Sponsors

Our Research

Drug regulators assess the benefits and risks of a new drug based on the evidence provided by the company seeking market approval. The benefits and risks of a drug should be assessed in comparison with the benefits and risks of drugs already on the market (it would not make sense to approve a drug that is worse than an existing drug). Ideally, such decisions should take into account "all available evidence."

Current decision making in drug regulation relies entirely on the expert judgment of the assessors. This often doesn't take into account all available evidence to systematically assess the benefit-risk profile. Reliance on subjective assessment hides the reasoning supporting the decision and causes the regulatory process to be insufficiently transparent and traceable. Furthermore, the trade-offs between benefits and risks are seldom made explicit, least quantified.

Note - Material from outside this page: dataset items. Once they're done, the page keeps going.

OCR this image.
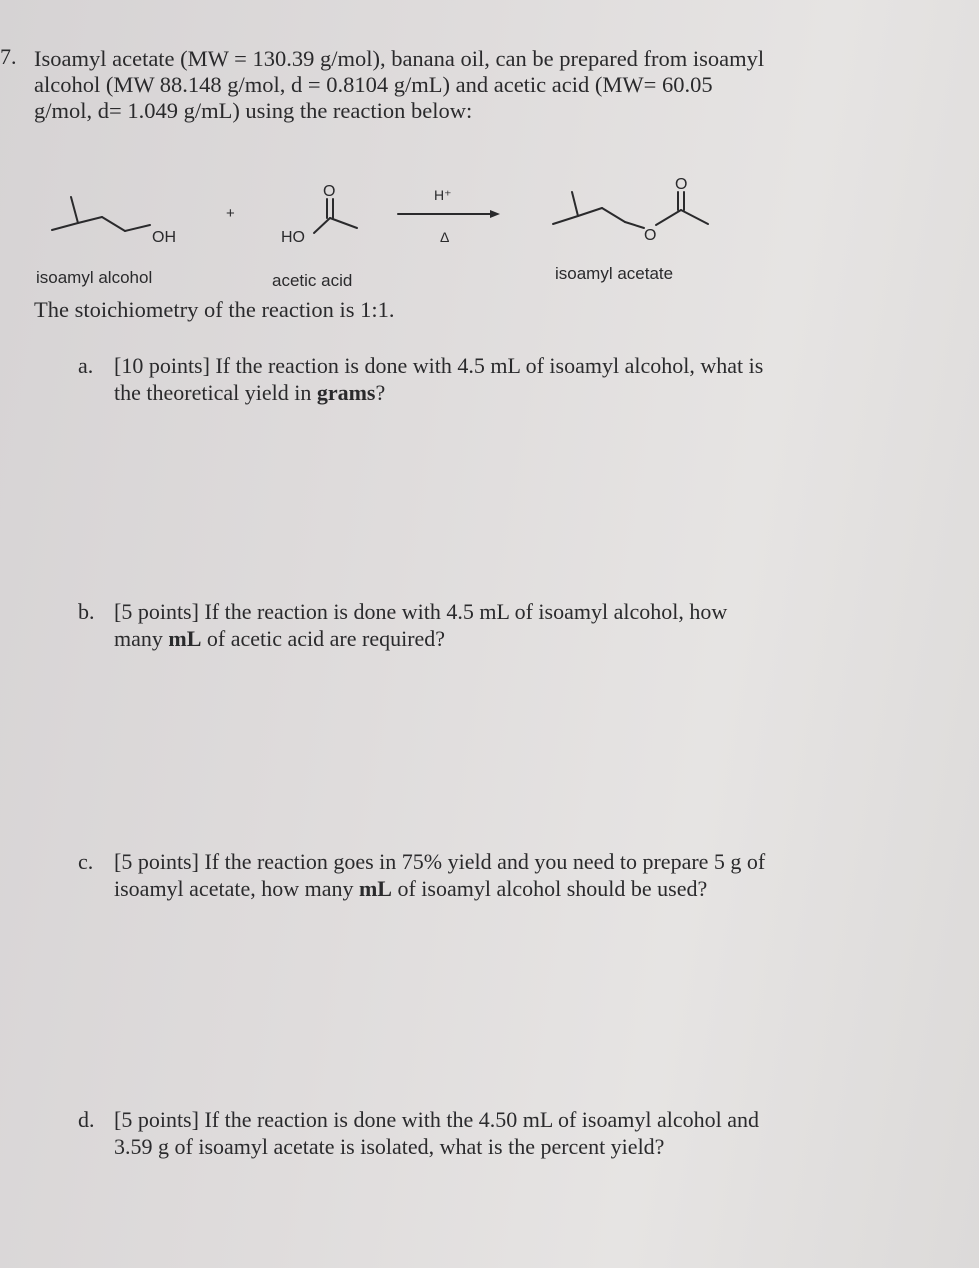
7. Isoamyl acetate (MW = 130.39 g/mol), banana oil, can be prepared from isoamyl
alcohol (MW 88.148 g/mol, d = 0.8104 g/mL) and acetic acid (MW= 60.05
g/mol, d= 1.049 g/mL) using the reaction below:
OH
+
HO
O	H⁺
Δ
O
O
isoamyl alcohol	acetic acid	isoamyl acetate
The stoichiometry of the reaction is 1:1.
a. [10 points] If the reaction is done with 4.5 mL of isoamyl alcohol, what is
the theoretical yield in grams?
b. [5 points] If the reaction is done with 4.5 mL of isoamyl alcohol, how
many mL of acetic acid are required?
c. [5 points] If the reaction goes in 75% yield and you need to prepare 5 g of
isoamyl acetate, how many mL of isoamyl alcohol should be used?
d. [5 points] If the reaction is done with the 4.50 mL of isoamyl alcohol and
3.59 g of isoamyl acetate is isolated, what is the percent yield?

Our project aims to develop a prototype of a decision support system that resolves these problems. We believe the solution lies in combining the MCDA methods for quantitative benefit-risk assessment with a structured database of evidence from clinical research. This will allow explicitly linking decisions back to their supporting evidence and will also make explicit the ranges of value judgments supporting the decisions made by the regulatory assessors.

Research Interests

Suggested Literature

Multi-Criteria Decision Analysis (MCDA)

MCDA methods help to make the evidence and (ranges of) value judgments supporting a decision explicit, as well as the uncertainty surrounding the evidence.

For more information on MCDA and, specifically, Stochastic Multicriteria Acceptability Analysis (SMAA) see www.smaa.fi, a website by Tommi Tervonen.

Evidence Synthesis

In order to take into account all relevant evidence, effect estimates from many studies need to be combined into an overall estimate of the effect of a treatment in comparison to another (all other) treatment(s).

Trial Registration

The recent establishment of trial registries and legislation requiring clinical studies carried out in humans to be registered, has lead to a wealth of (systematically reported) information on clinical trials. More recently, some registries also provide information on results, making them an important potential source of evidence.

Clinical Data Exchange Standards

Much work has been done (especially in the US) to automate and streamline data collection and data exchange during drug development. Here, we refer to some of the standards and standards bodies we feel are important. These standards model an ever larger portion of the clinical research domain.

Agile & Extreme Programming

We develop our software using the Extreme Programming methodology.